In fourth grade, drugs seemed to be immensely helpful. And there’s probably something to be said for the instant gratification of watching your ever-forgetful child finally able to remember what we said to him 20 seconds prior.
But with the drugs came side effects, moodiness, horrific depressions. And Dylan’s smile just kept disappearing for longer and longer periods of time. Finally, one day, we just quit.
And Dylan returned. He came back to us, full-force and head-on, the way he’d always been. Sure, he forgot everything again. He struggles constantly in school.

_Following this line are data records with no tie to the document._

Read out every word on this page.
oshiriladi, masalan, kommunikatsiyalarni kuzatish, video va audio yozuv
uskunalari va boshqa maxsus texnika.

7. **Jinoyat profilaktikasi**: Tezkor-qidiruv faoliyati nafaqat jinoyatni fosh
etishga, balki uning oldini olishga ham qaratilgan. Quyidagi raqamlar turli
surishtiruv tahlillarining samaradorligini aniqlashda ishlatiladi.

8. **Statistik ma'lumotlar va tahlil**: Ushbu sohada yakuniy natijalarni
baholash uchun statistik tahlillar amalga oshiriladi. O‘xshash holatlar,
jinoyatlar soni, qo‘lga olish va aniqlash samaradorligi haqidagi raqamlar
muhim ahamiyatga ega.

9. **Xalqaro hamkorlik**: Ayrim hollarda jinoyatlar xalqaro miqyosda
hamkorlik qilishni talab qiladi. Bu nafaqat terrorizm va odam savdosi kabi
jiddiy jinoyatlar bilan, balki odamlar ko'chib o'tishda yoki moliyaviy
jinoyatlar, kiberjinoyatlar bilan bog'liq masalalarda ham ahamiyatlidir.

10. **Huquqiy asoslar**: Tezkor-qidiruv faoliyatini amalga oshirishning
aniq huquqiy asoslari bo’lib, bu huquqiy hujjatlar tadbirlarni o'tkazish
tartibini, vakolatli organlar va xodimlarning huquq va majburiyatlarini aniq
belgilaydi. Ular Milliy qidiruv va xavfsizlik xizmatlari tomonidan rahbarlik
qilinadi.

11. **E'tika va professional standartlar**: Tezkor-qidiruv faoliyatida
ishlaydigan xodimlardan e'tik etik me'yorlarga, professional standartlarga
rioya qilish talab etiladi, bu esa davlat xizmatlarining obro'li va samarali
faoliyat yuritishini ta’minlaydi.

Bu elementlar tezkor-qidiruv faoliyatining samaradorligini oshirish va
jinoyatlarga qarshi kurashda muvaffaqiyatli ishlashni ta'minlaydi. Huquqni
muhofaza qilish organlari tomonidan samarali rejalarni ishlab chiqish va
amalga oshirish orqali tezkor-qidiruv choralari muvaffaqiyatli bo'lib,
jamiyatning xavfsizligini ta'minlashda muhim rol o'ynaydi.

But his personality is gloriously happy. Dylan is happy. And that matters more than everything else.
So I cleared out the cabinet. I got rid of a dozen or so prescription bottles, full to the brim of medications that didn’t work. I kept a few – just in case Dylan decides that he needs help in the future. The drugs I’ve kept expired years ago, so I’m not sure they’ll do him much good. But it beats having him seek drugs on the street.
And of course, there’s always next year’s National Prescription Drug Take-Back Day.